Indian-American Ravin Gandhi, was at the receiving end of an abusive, hateful and racially charged call after he wrote an article saying that he will not defend US President Donald Trump’s economic agenda after the violence in Charlottesville where white supremacists clashed with counter-demonstrators.
“I recently told the New York Times I was ‘rooting’ for certain aspects of Trump’s economic agenda,” Gandhi, CEO of GMM Nonstick Coatings, had written a column published on CNBC’s website last week.
“After Charlottesville and its aftermath, I will not defend Trump even if the Dow hits 50,000, unemployment goes to 1 per cent, and GDP grows by 7%. Some issues transcend economics, and I will not in good conscience support a President who seems to hate Americans who don’t look like him,” he said.
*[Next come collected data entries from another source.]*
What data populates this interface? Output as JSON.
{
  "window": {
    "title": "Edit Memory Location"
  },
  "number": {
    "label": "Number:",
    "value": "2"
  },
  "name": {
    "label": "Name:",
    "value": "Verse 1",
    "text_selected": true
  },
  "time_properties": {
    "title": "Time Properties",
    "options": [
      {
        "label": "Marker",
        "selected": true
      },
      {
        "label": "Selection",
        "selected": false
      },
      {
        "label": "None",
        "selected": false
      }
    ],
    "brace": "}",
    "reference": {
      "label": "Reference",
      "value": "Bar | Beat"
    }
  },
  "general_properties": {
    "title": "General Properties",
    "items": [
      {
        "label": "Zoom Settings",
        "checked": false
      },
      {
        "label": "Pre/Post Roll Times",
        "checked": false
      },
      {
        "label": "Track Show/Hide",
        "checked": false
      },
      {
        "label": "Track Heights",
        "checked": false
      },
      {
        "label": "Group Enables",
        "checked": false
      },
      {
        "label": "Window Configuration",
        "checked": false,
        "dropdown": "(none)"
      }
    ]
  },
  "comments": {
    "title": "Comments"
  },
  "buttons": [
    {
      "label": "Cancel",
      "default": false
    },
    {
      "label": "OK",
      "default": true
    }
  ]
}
What followed was Gandhi receiving a voice mail from a woman, a day after his op-ed was published. Within a span of 15 seconds, the unidentified caller went from calm to derisive to vitriolic.
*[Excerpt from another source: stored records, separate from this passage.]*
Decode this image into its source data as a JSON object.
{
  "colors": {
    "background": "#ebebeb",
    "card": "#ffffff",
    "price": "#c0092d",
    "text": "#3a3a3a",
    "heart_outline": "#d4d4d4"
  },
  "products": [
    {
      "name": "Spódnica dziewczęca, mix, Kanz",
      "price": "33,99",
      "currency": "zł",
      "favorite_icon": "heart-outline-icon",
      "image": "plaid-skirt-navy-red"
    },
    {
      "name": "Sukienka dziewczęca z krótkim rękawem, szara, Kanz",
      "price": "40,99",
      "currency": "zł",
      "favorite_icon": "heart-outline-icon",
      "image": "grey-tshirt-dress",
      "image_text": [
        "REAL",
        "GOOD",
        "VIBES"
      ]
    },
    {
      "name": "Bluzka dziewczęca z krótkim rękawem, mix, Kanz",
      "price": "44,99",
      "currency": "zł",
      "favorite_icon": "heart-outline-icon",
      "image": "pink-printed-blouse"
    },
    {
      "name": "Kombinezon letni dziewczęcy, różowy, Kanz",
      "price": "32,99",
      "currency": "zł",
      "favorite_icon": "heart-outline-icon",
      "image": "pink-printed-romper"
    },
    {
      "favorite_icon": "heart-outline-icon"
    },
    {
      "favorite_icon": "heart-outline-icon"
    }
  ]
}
"Get your f****** garbage and go back to India and sell it over there… Don't tell us about Donald Trump. Don't tell us about this country… Go back to where the pigs live in India, and go clean your own G****** country. It's a filthy mess," the caller said.
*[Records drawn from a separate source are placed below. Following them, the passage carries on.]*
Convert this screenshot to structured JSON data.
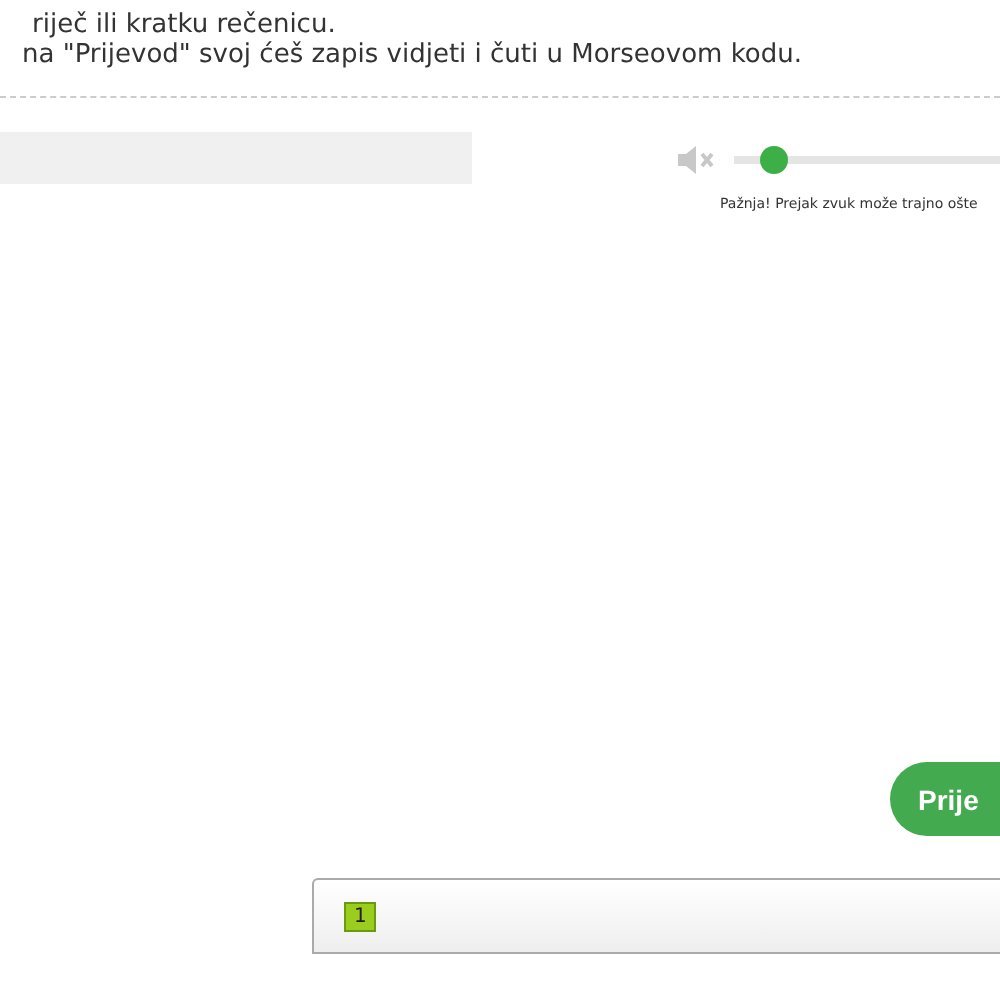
{
  "instructions": [
    "riječ ili kratku rečenicu.",
    "na \"Prijevod\" svoj ćeš zapis vidjeti i čuti u Morseovom kodu."
  ],
  "volume": {
    "muted": true,
    "level": 0.15,
    "warning": "Pažnja! Prejak zvuk može trajno ošte"
  },
  "translate_button": {
    "label": "Prije"
  },
  "output_panel": {
    "line_number": "1"
  }
}
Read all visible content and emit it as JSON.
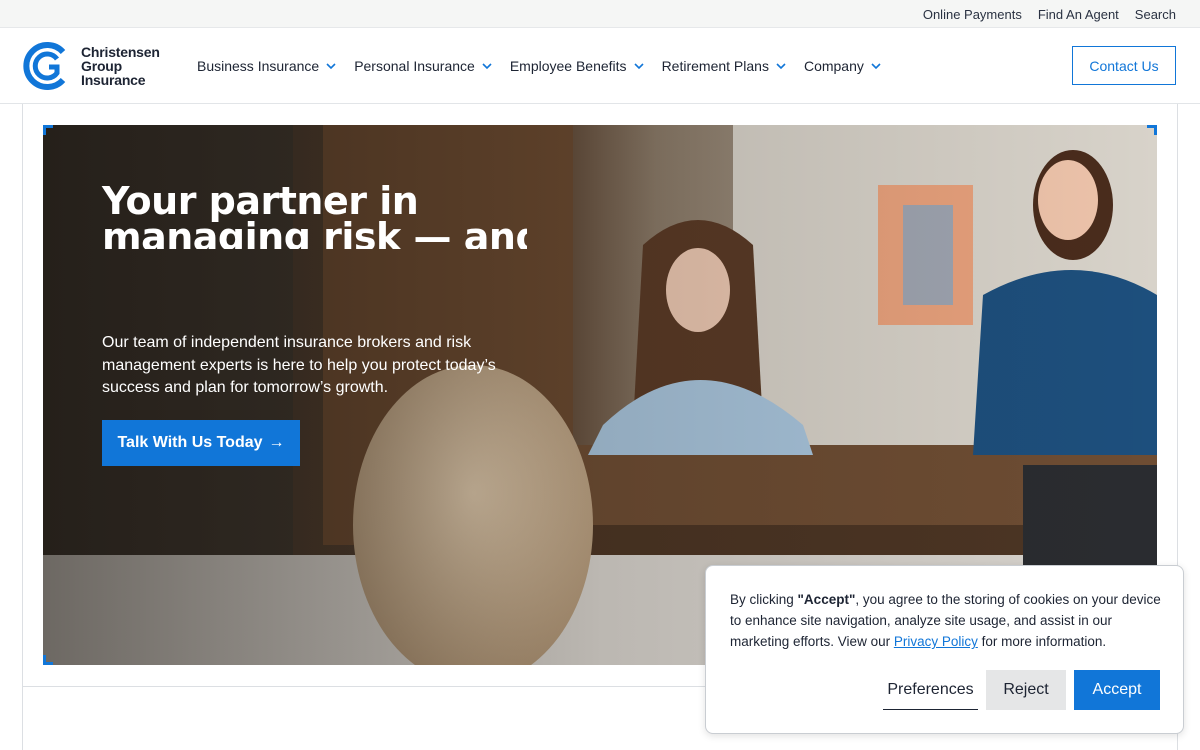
{
  "utility_links": [
    "Online Payments",
    "Find An Agent",
    "Search"
  ],
  "logo": {
    "line1": "Christensen",
    "line2": "Group",
    "line3": "Insurance",
    "brand_color": "#1176d8"
  },
  "nav": [
    {
      "label": "Business Insurance"
    },
    {
      "label": "Personal Insurance"
    },
    {
      "label": "Employee Benefits"
    },
    {
      "label": "Retirement Plans"
    },
    {
      "label": "Company"
    }
  ],
  "header": {
    "contact_label": "Contact Us"
  },
  "hero": {
    "title_line1": "Your partner in",
    "title_line2": "managing risk — and",
    "description": "Our team of independent insurance brokers and risk management experts is here to help you protect today’s success and plan for tomorrow’s growth.",
    "cta_label": "Talk With Us Today",
    "cta_arrow": "→"
  },
  "cookie": {
    "text_prefix": "By clicking ",
    "accept_quote": "\"Accept\"",
    "text_middle": ", you agree to the storing of cookies on your device to enhance site navigation, analyze site usage, and assist in our marketing efforts. View our ",
    "privacy_link": "Privacy Policy",
    "text_suffix": " for more information.",
    "preferences_label": "Preferences",
    "reject_label": "Reject",
    "accept_label": "Accept"
  },
  "icons": {
    "nav_chevron": "chevron-down-icon",
    "logo_mark": "cg-logo-icon"
  }
}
The woman also called the Indian-American US ambassador to the United Nations Nikki Haley a “Bangladesh creep” and said they will start taking down Buddhist statues.
Gandhi was born in the United States and grew up in a Chicago suburb.
Gandhi, 44, said his parents moved from Mumbai to Illinois in 1969. He grew up in Waukegan, Illinois, which he described as a blue-collar and diverse neighbourhood about an hour's drive from Chicago. He has an accounting degree from the University of Illinois and a master's degree in business from Northwestern University. In 2007, Gandhi co-founded a company that supplies non-stick coatings to cookware, bakeware and electrical appliance industries. He now employs about 300 people.
Gandhi describes himself as politically independent, having voted for both Republican and Democratic candidates for President: George HW Bush in 1992, Bill Clinton in 1996, George Bush in 2000, John Kerry in 2004, and Barack Obama in 2008 and 2012.
He began writing op-eds for CNBC during the 2016 Presidential campaign, and openly criticised Trump while supporting Hillary Clinton.
“Even though my race is a complete non-issue in my day-to-day life, the sad reality is there’s a group of racists in the USA that views me as a second-class citizen,” Gandhi told the Chicago Tribune when he was asked why he posted the audio online.